XINJIANG (Arrahmah.com) – Pemerintah Cina semakin gencar melakukan penindasan terhadap Muslim Uighur yang tinggal di luar negeri. Setidaknya ada 28 negara yang terlibat dan mendukung tindakan pemerintah Cina tersebut, ungkap sebuah laporan mengenai penindasan transnasional terhadap sebagian besar kelompok minoritas Muslim.
Laporan yang disusun oleh Proyek Hak Asasi Manusia Uighur (UHRP) dan Oxus Society for Central Asian Affairs mencatat berbagai bentuk penindasan yang dilakukan Cina terhadap Muslim Uighur, yang didapatkan dari sumber publik seperti dokumen pemerintah, laporan dari lembaga hak asasi manusia, dan laporan dari kantor berita kredibel, untuk membangun analisis rinci serta perluasan skala dan ruang lingkup represi global Cina.
Cina menggunakan berbagai cara untuk menindas Muslim Uighur yang tinggal di luar negeri, seperti spionase, serangan siber, melakukan ancaman lewat telepon untuk pejabat Cina, serangan fisik, dan rendisi, ungkap laporan tersebut.
Beberapa orang telah melaporkan mendapat ancaman setelah berbicara secara terbuka mengenai hak asasi Muslim Uighur yang tinggal di Daerah Otonomi Uighur Xinjiang (XUAR). Beberapa orang lainnya mengaku bahwa mereka dipaksa untuk memata-matai komunitas diaspora Uighur atas nama pemerintah Cina.
Laporan itu menyebutkan bahwa penindasan transnasional merupakan bentuk otoritarianisme global yang mengancam dan dapat mengikis norma-norma demokrasi di seluruh dunia. Oleh karena itu, menghentikan penindasan yang dilakukan pemerintah Cina tersebut tidak hanya menjadi keharusan moral, tetapi juga penting untuk menjaga kedaulatan negara serta integritas organisasi internasional seperti Interpol dan Komisari Tinggi PBB untuk Pengungsi.
Dilansir RFA pada Jumat (25/6/2021), laporan yang berjudul “Tidak Ada Ruang yang Tersisa untuk Berlari: Represi Transnasional Cina terhadap Uighur” tersebut mencatat sebanyak 1.546 kasus penahanan dan deportasi Muslim Uighur dari 28 negara sejak tahun 1997 hingga Maret 2021.
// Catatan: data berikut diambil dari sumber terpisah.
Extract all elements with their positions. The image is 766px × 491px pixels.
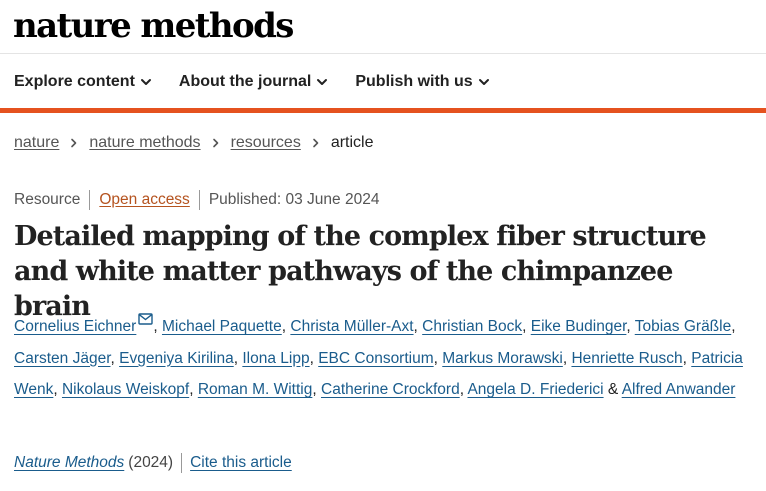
header-divider <box>0 53 766 54</box>
citation-line: Nature Methods (2024) Cite this article <box>14 453 292 473</box>
author-link[interactable]: Nikolaus Weiskopf <box>62 381 189 398</box>
author-link[interactable]: Eike Budinger <box>531 318 627 335</box>
author-separator: , <box>433 349 443 367</box>
author-separator: , <box>110 349 120 367</box>
author-link[interactable]: Catherine Crockford <box>321 381 460 398</box>
nav-publish-with-us-label: Publish with us <box>355 73 473 90</box>
journal-logo[interactable]: nature methods <box>13 6 294 46</box>
author-link[interactable]: Christian Bock <box>422 318 522 335</box>
author-separator: , <box>682 349 692 367</box>
chevron-down-icon <box>140 76 152 88</box>
author-link[interactable]: Cornelius Eichner <box>14 318 136 335</box>
nav-publish-with-us[interactable]: Publish with us <box>355 72 489 92</box>
citation-divider <box>181 453 183 473</box>
article-meta: Resource Open access Published: 03 June … <box>14 190 379 210</box>
author-link[interactable]: Markus Morawski <box>442 350 563 367</box>
cite-this-article-link[interactable]: Cite this article <box>190 454 292 472</box>
meta-divider <box>89 190 91 210</box>
mail-icon[interactable] <box>138 313 154 325</box>
accent-bar <box>0 108 766 113</box>
nav-about-journal-label: About the journal <box>178 73 312 90</box>
author-link[interactable]: EBC Consortium <box>318 350 433 367</box>
open-access-link[interactable]: Open access <box>99 191 189 209</box>
author-link[interactable]: Christa Müller-Axt <box>290 318 413 335</box>
author-separator: , <box>731 318 736 335</box>
article-type: Resource <box>14 191 81 208</box>
author-link[interactable]: Roman M. Wittig <box>198 381 313 398</box>
author-separator: , <box>189 381 198 398</box>
chevron-right-icon <box>211 138 221 148</box>
author-separator: , <box>626 318 635 335</box>
author-separator: & <box>603 381 622 398</box>
meta-divider <box>198 190 200 210</box>
author-link[interactable]: Evgeniya Kirilina <box>119 350 234 367</box>
nav-about-journal[interactable]: About the journal <box>179 72 328 92</box>
chevron-down-icon <box>478 76 490 88</box>
published-date: Published: 03 June 2024 <box>208 191 380 208</box>
breadcrumb-nature-methods[interactable]: nature methods <box>89 134 200 152</box>
author-list: Cornelius Eichner, Michael Paquette, Chr… <box>14 311 759 406</box>
author-separator: , <box>309 349 319 367</box>
chevron-right-icon <box>69 138 79 148</box>
author-link[interactable]: Ilona Lipp <box>242 350 309 367</box>
nav-explore-content-label: Explore content <box>14 73 135 90</box>
author-separator: , <box>522 318 531 335</box>
nav-explore-content[interactable]: Explore content <box>14 72 152 92</box>
main-nav: Explore content About the journal Publis… <box>14 72 517 92</box>
author-link[interactable]: Alfred Anwander <box>622 381 736 398</box>
breadcrumb-nature[interactable]: nature <box>14 134 59 152</box>
article-title: Detailed mapping of the complex fiber st… <box>14 221 707 322</box>
breadcrumb-current: article <box>330 134 374 151</box>
author-link[interactable]: Angela D. Friederici <box>467 381 603 398</box>
author-separator: , <box>413 318 423 335</box>
author-separator: , <box>312 381 321 398</box>
chevron-right-icon <box>311 138 321 148</box>
author-link[interactable]: Henriette Rusch <box>571 350 682 367</box>
author-separator: , <box>53 381 62 398</box>
breadcrumb-resources[interactable]: resources <box>231 134 301 152</box>
journal-link[interactable]: Nature Methods <box>14 454 124 472</box>
publication-year: (2024) <box>128 454 174 471</box>
chevron-down-icon <box>316 76 328 88</box>
author-separator: , <box>153 318 162 335</box>
author-link[interactable]: Michael Paquette <box>162 318 282 335</box>
author-link[interactable]: Tobias Gräßle <box>635 318 731 335</box>
author-link[interactable]: Carsten Jäger <box>14 350 111 367</box>
breadcrumb: nature nature methods resources article <box>14 134 374 152</box>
Dari total kasus tersebut, terdapat 1.151 kasus warga Uighur yang ditahan oleh negara tuan rumah, dan 395 kasus warga Uighur yang dideportasi, diekstradisi atau dikembalikan ke Cina.
Laporan tersebut mengungkapkan bahwa penindasan transnasional Cina terhadap diaspora Uighur meningkat dari tahun ke tahun, dan ada peningkatan drastis setelah diberlakukannya sistem pengawasan massal di XUAR pada tahun 2017. Hal tersebut menunjukkan korelasi antara penindasan di dalam dan luar negeri.
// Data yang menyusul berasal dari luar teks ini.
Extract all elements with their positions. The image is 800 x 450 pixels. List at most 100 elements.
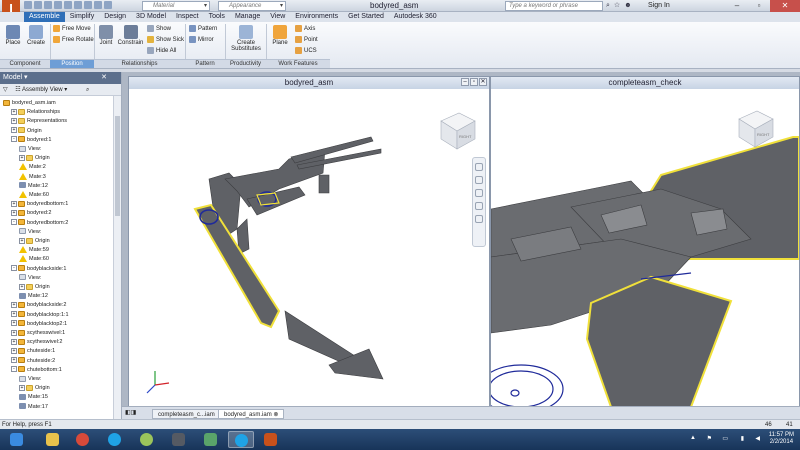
tab-manage[interactable]: Manage: [230, 12, 265, 22]
collapse-icon[interactable]: -: [11, 219, 17, 226]
create-substitutes-button[interactable]: Create Substitutes: [229, 25, 263, 52]
expand-icon[interactable]: +: [11, 357, 17, 364]
panel-productivity[interactable]: Productivity: [225, 59, 266, 68]
tree-node[interactable]: View:: [19, 375, 41, 383]
viewport-completeasm-check[interactable]: completeasm_check RIGHT: [490, 76, 800, 408]
collapse-icon[interactable]: -: [11, 366, 17, 373]
filter-icon[interactable]: ▽: [3, 87, 8, 93]
doc-tab-close-icon[interactable]: ⊗: [273, 412, 278, 418]
appearance-dropdown[interactable]: Appearance: [218, 1, 286, 11]
zoom-icon[interactable]: [475, 189, 483, 197]
scroll-thumb[interactable]: [115, 116, 120, 216]
tab-inspect[interactable]: Inspect: [171, 12, 204, 22]
tab-view[interactable]: View: [265, 12, 290, 22]
tree-node[interactable]: Mate:60: [19, 255, 49, 263]
collapse-icon[interactable]: -: [11, 265, 17, 272]
tree-node[interactable]: View:: [19, 145, 41, 153]
tree-node[interactable]: - chutebottom:1: [11, 366, 62, 374]
assembly-view-dropdown[interactable]: ☷ Assembly View ▾: [15, 87, 67, 93]
tree-node[interactable]: - bodyblackside:1: [11, 265, 66, 273]
star-icon[interactable]: ☆: [614, 1, 620, 11]
save-icon[interactable]: [44, 1, 52, 9]
tray-network-icon[interactable]: ▮: [741, 435, 744, 442]
tree-node[interactable]: Mate:17: [19, 403, 48, 411]
free-move-button[interactable]: Free Move: [53, 25, 91, 33]
tab-simplify[interactable]: Simplify: [65, 12, 100, 22]
vp-close-icon[interactable]: ✕: [479, 78, 487, 86]
panel-component[interactable]: Component: [0, 59, 50, 68]
tray-flag-icon[interactable]: ⚑: [707, 435, 712, 442]
navigation-bar[interactable]: [472, 157, 486, 247]
expand-icon[interactable]: +: [11, 338, 17, 345]
pattern-button[interactable]: Pattern: [189, 25, 217, 33]
viewport-bodyred-asm[interactable]: bodyred_asm – ▫ ✕ RIGHT: [128, 76, 490, 408]
tab-tools[interactable]: Tools: [204, 12, 230, 22]
taskbar-app-5[interactable]: [166, 431, 192, 448]
mirror-button[interactable]: Mirror: [189, 36, 214, 44]
person-icon[interactable]: ☻: [624, 1, 631, 11]
tree-node[interactable]: Mate:15: [19, 393, 48, 401]
panel-position[interactable]: Position: [50, 59, 94, 68]
tree-node[interactable]: + Origin: [19, 237, 50, 245]
expand-icon[interactable]: +: [11, 347, 17, 354]
pan-icon[interactable]: [475, 176, 483, 184]
open-icon[interactable]: [34, 1, 42, 9]
tree-node[interactable]: + Representations: [11, 117, 67, 125]
new-icon[interactable]: [24, 1, 32, 9]
tray-arrow-icon[interactable]: ▲: [690, 435, 696, 441]
tree-node[interactable]: Mate:12: [19, 182, 48, 190]
constrain-button[interactable]: Constrain: [117, 25, 144, 46]
tab-design[interactable]: Design: [99, 12, 131, 22]
tray-monitor-icon[interactable]: ▭: [722, 435, 728, 442]
expand-icon[interactable]: +: [11, 311, 17, 318]
expand-icon[interactable]: +: [11, 320, 17, 327]
plane-button[interactable]: Plane: [270, 25, 290, 46]
point-button[interactable]: Point: [295, 36, 318, 44]
show-sick-button[interactable]: Show Sick: [147, 36, 184, 44]
taskbar-clock[interactable]: 11:57 PM 2/2/2014: [769, 432, 794, 446]
taskbar-app-4[interactable]: [134, 431, 160, 448]
tree-node[interactable]: + Origin: [19, 384, 50, 392]
update-icon[interactable]: [94, 1, 102, 9]
tab-assemble[interactable]: Assemble: [24, 12, 65, 22]
model-left-canvas[interactable]: RIGHT: [129, 89, 489, 407]
tree-node[interactable]: + Relationships: [11, 108, 60, 116]
tree-node[interactable]: + scythesswivel:1: [11, 329, 65, 337]
taskbar-explorer[interactable]: [40, 431, 66, 448]
tab-3d-model[interactable]: 3D Model: [131, 12, 171, 22]
tree-node[interactable]: Mate:3: [19, 172, 46, 181]
expand-icon[interactable]: +: [11, 209, 17, 216]
expand-icon[interactable]: +: [11, 127, 17, 134]
find-icon[interactable]: ⌕: [86, 84, 89, 96]
tree-node[interactable]: + chuteside:2: [11, 357, 55, 365]
browser-scrollbar[interactable]: [113, 96, 121, 419]
hide-all-button[interactable]: Hide All: [147, 47, 176, 55]
tray-volume-icon[interactable]: ◀: [755, 435, 760, 442]
free-rotate-button[interactable]: Free Rotate: [53, 36, 94, 44]
place-button[interactable]: Place: [4, 25, 22, 46]
search-input[interactable]: Type a keyword or phrase: [505, 1, 603, 11]
redo-icon[interactable]: [64, 1, 72, 9]
orbit-icon[interactable]: [475, 202, 483, 210]
doc-tab-bodyred[interactable]: bodyred_asm.iam ⊗: [218, 409, 285, 419]
joint-button[interactable]: Joint: [97, 25, 115, 46]
taskbar-skype[interactable]: [102, 431, 128, 448]
tree-node[interactable]: Mate:59: [19, 246, 49, 254]
doc-tab-completeasm[interactable]: completeasm_c...iam: [152, 409, 221, 419]
close-icon[interactable]: ✕: [770, 0, 800, 12]
undo-icon[interactable]: [54, 1, 62, 9]
model-right-canvas[interactable]: RIGHT: [491, 89, 799, 407]
browser-close-icon[interactable]: ✕: [101, 72, 107, 84]
expand-icon[interactable]: +: [11, 329, 17, 336]
sign-in-button[interactable]: Sign In: [648, 1, 670, 11]
look-at-icon[interactable]: [475, 215, 483, 223]
expand-icon[interactable]: +: [11, 200, 17, 207]
tree-node[interactable]: - bodyred:1: [11, 136, 51, 144]
panel-pattern[interactable]: Pattern: [185, 59, 225, 68]
expand-icon[interactable]: +: [19, 283, 25, 290]
tab-nav-icon[interactable]: ◧◨: [125, 409, 136, 416]
expand-icon[interactable]: +: [11, 117, 17, 124]
tree-node[interactable]: + bodyred:2: [11, 209, 51, 217]
ucs-button[interactable]: UCS: [295, 47, 317, 55]
tree-node[interactable]: View:: [19, 274, 41, 282]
“Meskipun Cina telah meneror diaspora Uighur selama beberapa dekade, namun terdapat peningkatan yang sangat drastis sejak 2017, sebab kebijakan di wilayah Uighur semakin represif,” kata Bradley Jardine, direktur penelitian di Oxus Society for Central Asian Affairs.
“Data menunjukkan bahwa meski telah berada jauh dari batas teritorial negara yang melakukan kampanye kekerasan, namun teknologi pengawasan canggih yang dimiliki Xinjiang benar-benar menjadi masalah global, sebab melintasi batas-batas internasional dan melanggar hak asasi manusia kemanapun mereka pergi,” terang Jardine. (rafa/arrahmah.com)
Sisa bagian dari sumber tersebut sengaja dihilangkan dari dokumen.